The largest exchange of prisoners between Hezbollah and Israel was finalised in January 2004 when 400 Palestinians and 31 Arabs from different nationalities, including 23 Lebanese, were released in exchange for an Israeli reservist and businessman, Elhanan Tennenbaum, and the remains of other three Israeli soldiers.

Mohammad, Nassim's brother, told reporters Israel put pressure on Nassim to abandon plans to return to Lebanon with his daughter leaving his Israeli wife behind.

Key facts: Charged with spying

  • Nassim Nisr, 40 years old and a father of three, born to a Shiite father and a Jewish mother.
  • Valentina Nisr, Nassim's mother, converted to Islam.
  • She migrated with Nassim, then 24, to Israel under the Law of Return, which allows any Jewish man or woman to return.
  • The mother and her son maintained that they migrated to Israel to improve their quality of life and had nothing to do with sentiments against Zionism.
  • Nassim enjoyed the rights of full Israeli citizenship since he was considered a Jew under Judaism, which considers every man or woman born to a Jewish mother as a Jew regardless of their father's faith.
  • The spying case found Nassim guilty of passing information to a senior Hezbollah officer, as well as photos of one of his relatives who was a high-ranking Israeli security official.
  • Nassim took photos and gathered intelligence on potential gas and electrical facilities to be used as targets by Hezbollah.

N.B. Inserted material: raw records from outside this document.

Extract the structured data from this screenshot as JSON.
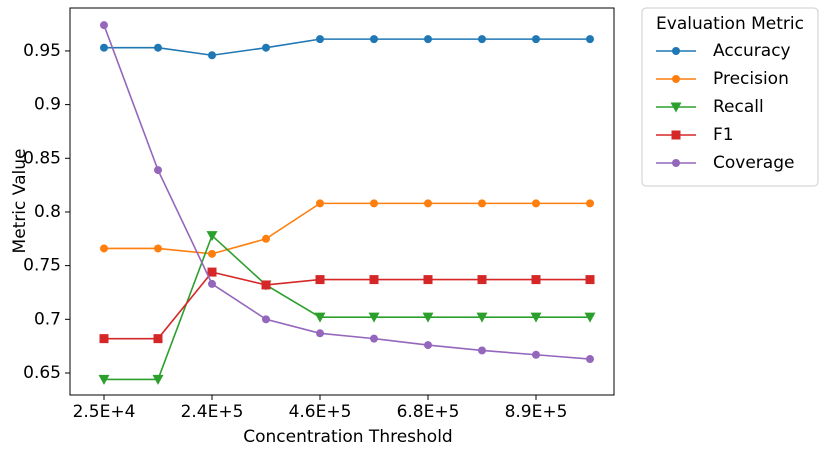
{
  "chart_data": {
    "type": "line",
    "xlabel": "Concentration Threshold",
    "ylabel": "Metric Value",
    "categories": [
      "2.5E+4",
      null,
      "2.4E+5",
      null,
      "4.6E+5",
      null,
      "6.8E+5",
      null,
      "8.9E+5",
      null
    ],
    "ylim": [
      0.6295,
      0.99
    ],
    "yticks": [
      0.65,
      0.7,
      0.75,
      0.8,
      0.85,
      0.9,
      0.95
    ],
    "legend_title": "Evaluation Metric",
    "legend_position": "outside-upper-right",
    "series": [
      {
        "name": "Accuracy",
        "color": "#1f77b4",
        "marker": "circle",
        "values": [
          0.953,
          0.953,
          0.946,
          0.953,
          0.961,
          0.961,
          0.961,
          0.961,
          0.961,
          0.961
        ]
      },
      {
        "name": "Precision",
        "color": "#ff7f0e",
        "marker": "circle",
        "values": [
          0.766,
          0.766,
          0.761,
          0.775,
          0.808,
          0.808,
          0.808,
          0.808,
          0.808,
          0.808
        ]
      },
      {
        "name": "Recall",
        "color": "#2ca02c",
        "marker": "triangle-down",
        "values": [
          0.644,
          0.644,
          0.778,
          0.732,
          0.702,
          0.702,
          0.702,
          0.702,
          0.702,
          0.702
        ]
      },
      {
        "name": "F1",
        "color": "#d62728",
        "marker": "square",
        "values": [
          0.682,
          0.682,
          0.744,
          0.732,
          0.737,
          0.737,
          0.737,
          0.737,
          0.737,
          0.737
        ]
      },
      {
        "name": "Coverage",
        "color": "#9467bd",
        "marker": "circle",
        "values": [
          0.974,
          0.839,
          0.733,
          0.7,
          0.687,
          0.682,
          0.676,
          0.671,
          0.667,
          0.663
        ]
      }
    ]
  }
}
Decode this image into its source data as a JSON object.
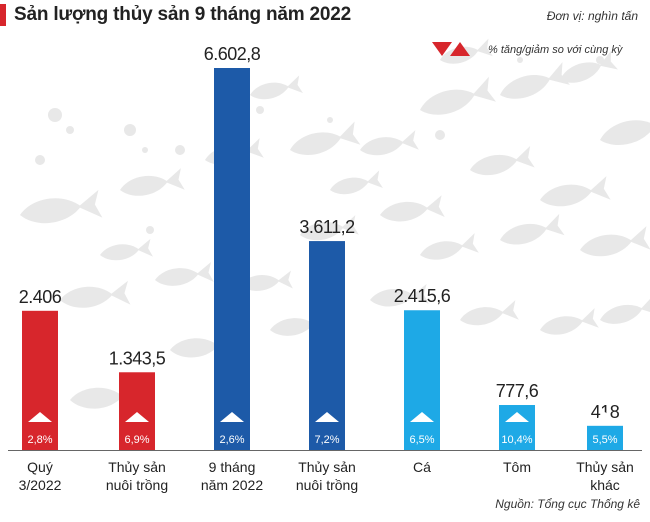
{
  "header": {
    "title": "Sản lượng thủy sản 9 tháng năm 2022",
    "unit": "Đơn vị: nghìn tấn"
  },
  "legend": {
    "label": "% tăng/giảm so với cùng kỳ"
  },
  "footer": {
    "source": "Nguồn: Tổng cục Thống kê"
  },
  "colors": {
    "red": "#d7262c",
    "blue": "#1d5aa8",
    "cyan": "#1ea9e6",
    "background_fish": "#e8e8e8"
  },
  "chart_data": {
    "type": "bar",
    "title": "Sản lượng thủy sản 9 tháng năm 2022",
    "ylabel": "nghìn tấn",
    "ylim": [
      0,
      7000
    ],
    "categories": [
      [
        "Quý",
        "3/2022"
      ],
      [
        "Thủy sản",
        "nuôi trồng"
      ],
      [
        "9 tháng",
        "năm 2022"
      ],
      [
        "Thủy sản",
        "nuôi trồng"
      ],
      [
        "Cá"
      ],
      [
        "Tôm"
      ],
      [
        "Thủy sản",
        "khác"
      ]
    ],
    "values": [
      2406,
      1343.5,
      6602.8,
      3611.2,
      2415.6,
      777.6,
      418
    ],
    "value_labels": [
      "2.406",
      "1.343,5",
      "6.602,8",
      "3.611,2",
      "2.415,6",
      "777,6",
      "418"
    ],
    "growth_labels": [
      "2,8%",
      "6,9%",
      "2,6%",
      "7,2%",
      "6,5%",
      "10,4%",
      "5,5%"
    ],
    "bar_colors": [
      "red",
      "red",
      "blue",
      "blue",
      "cyan",
      "cyan",
      "cyan"
    ]
  }
}
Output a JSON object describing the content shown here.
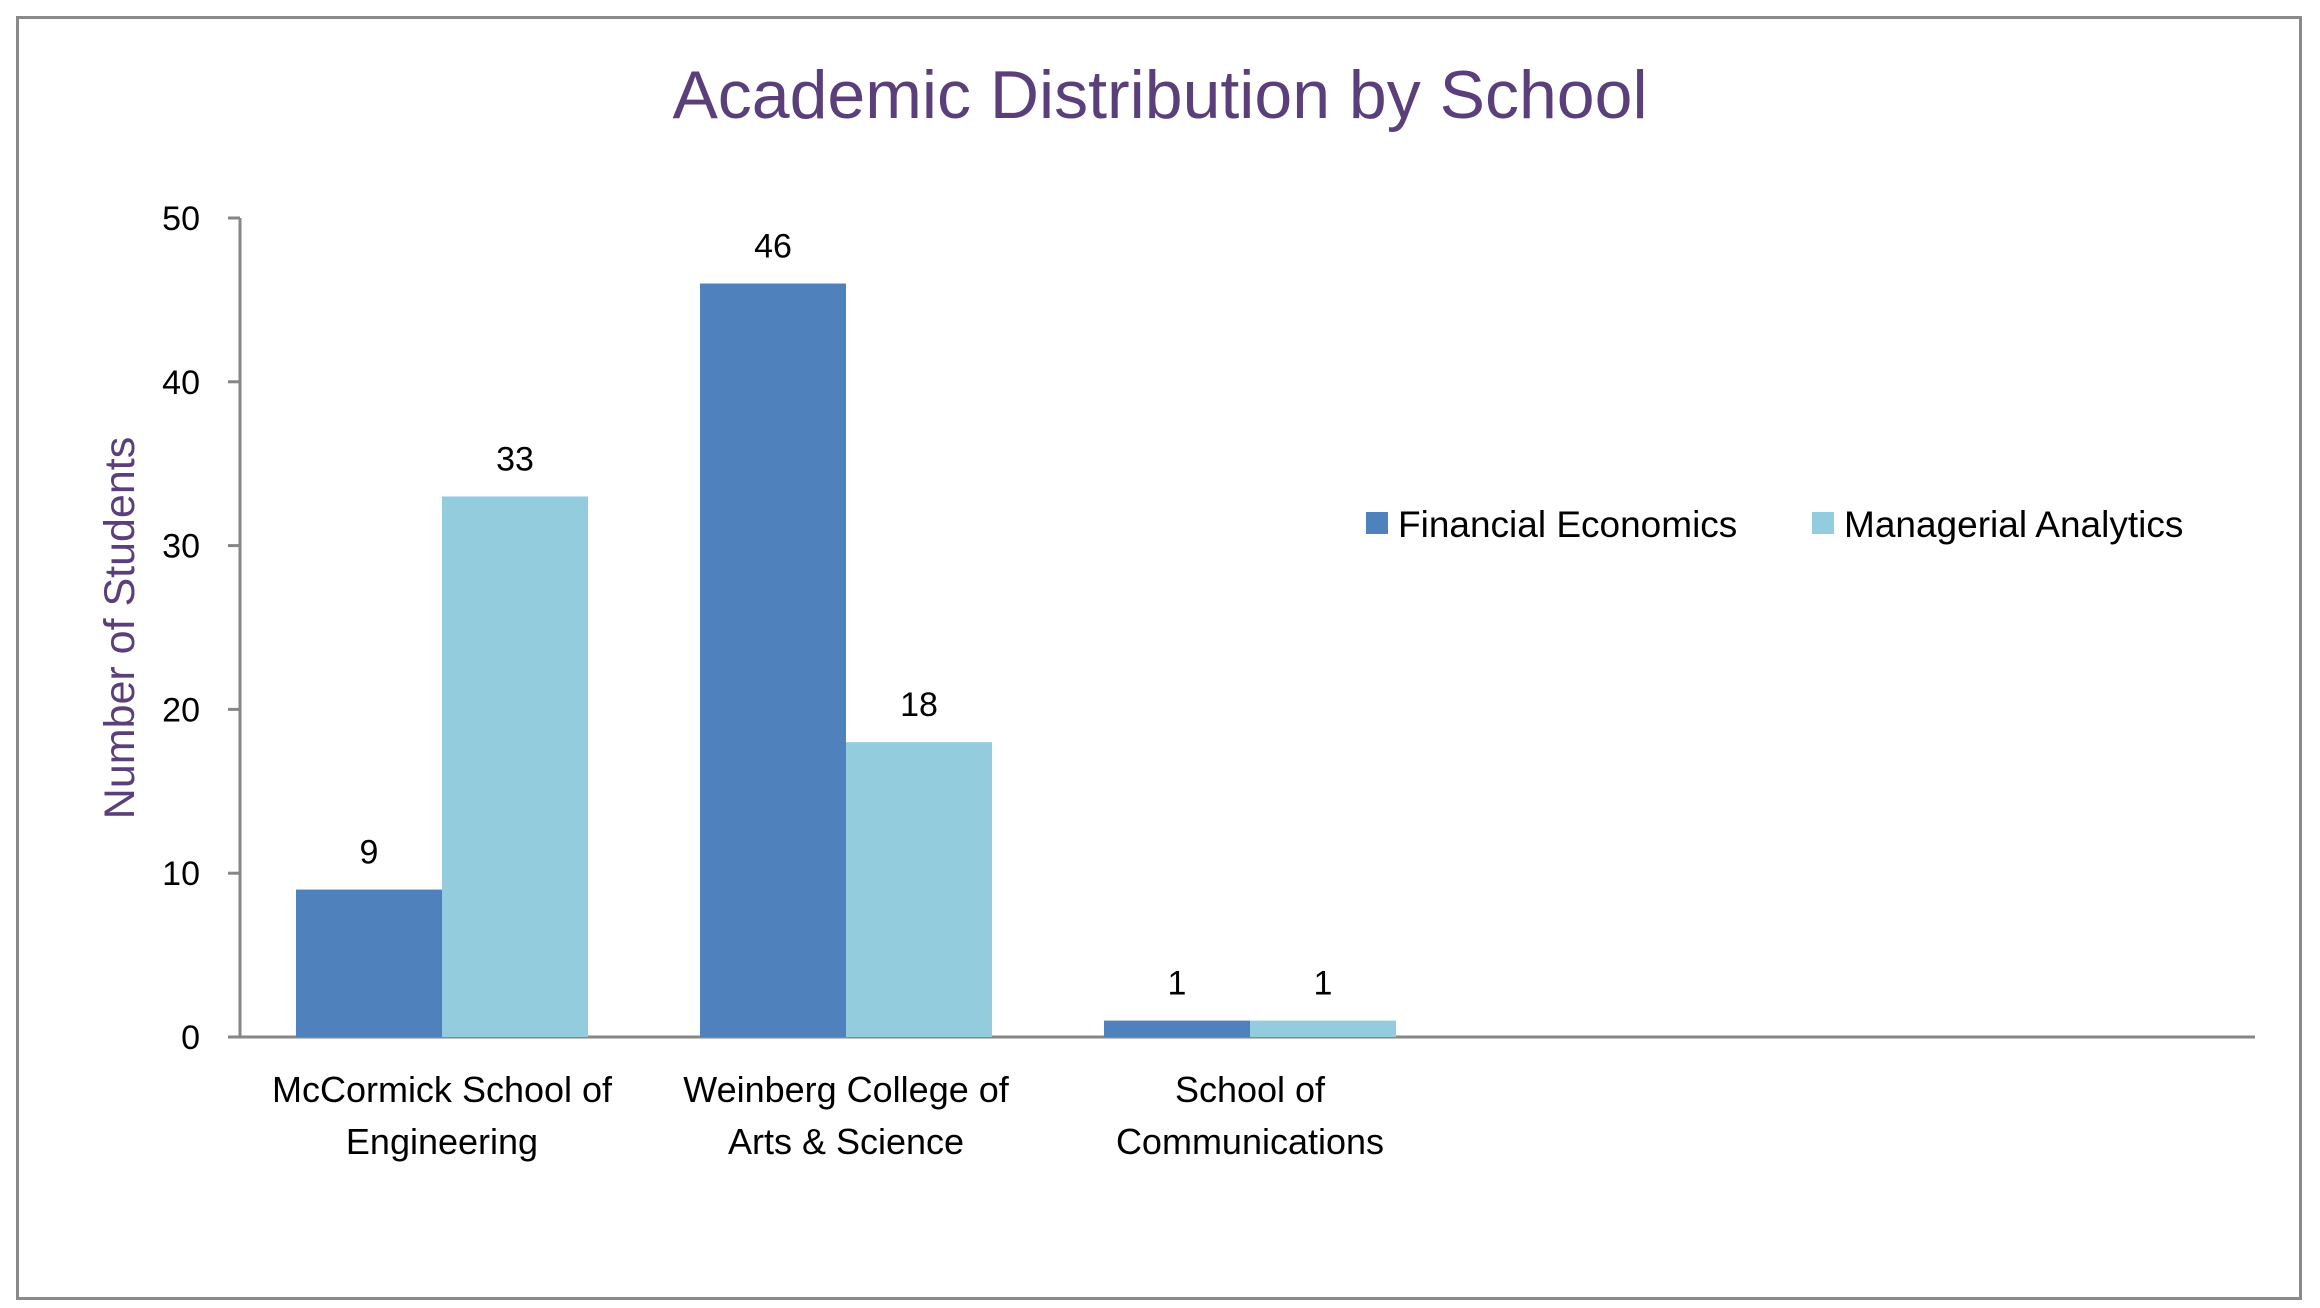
{
  "chart_data": {
    "type": "bar",
    "title": "Academic Distribution by School",
    "xlabel": "",
    "ylabel": "Number of Students",
    "ylim": [
      0,
      50
    ],
    "yticks": [
      0,
      10,
      20,
      30,
      40,
      50
    ],
    "categories": [
      [
        "McCormick School of",
        "Engineering"
      ],
      [
        "Weinberg College of",
        "Arts & Science"
      ],
      [
        "School of",
        "Communications"
      ]
    ],
    "series": [
      {
        "name": "Financial Economics",
        "color": "#4f81bd",
        "values": [
          9,
          46,
          1
        ]
      },
      {
        "name": "Managerial Analytics",
        "color": "#93cddd",
        "values": [
          33,
          18,
          1
        ]
      }
    ],
    "legend_position": "right",
    "grid": false,
    "data_labels": true
  }
}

He said he did so under his own initiative without being asked to do so.
  • He told the court that Hezbollah asked him to establish contact with high-ranking military officers to solicit intelligence and to try and gauge public sentiment in Israel after Hezbollah attacks on Israel.

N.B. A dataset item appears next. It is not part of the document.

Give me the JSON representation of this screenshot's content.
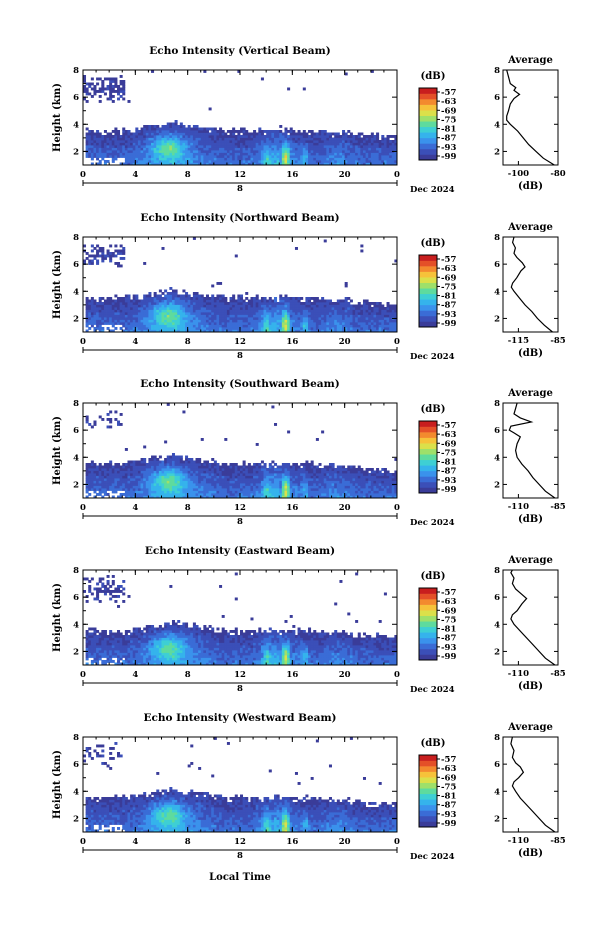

  • He told the court he was proud of the charges because he saw himself "as a Lebanese patriot and as a Muslim".
  • Earlier this year, Nassim completed his six-year sentence, but was kept in "administrative detention" to be used as a bargaining chip in Israel's negotiations with Hezbollah to secure the release of two Israeli soldiers, Eldad Regev and Ehud Goldwasser, who were captured by the group on the eve of July 2006 war on Lebanon.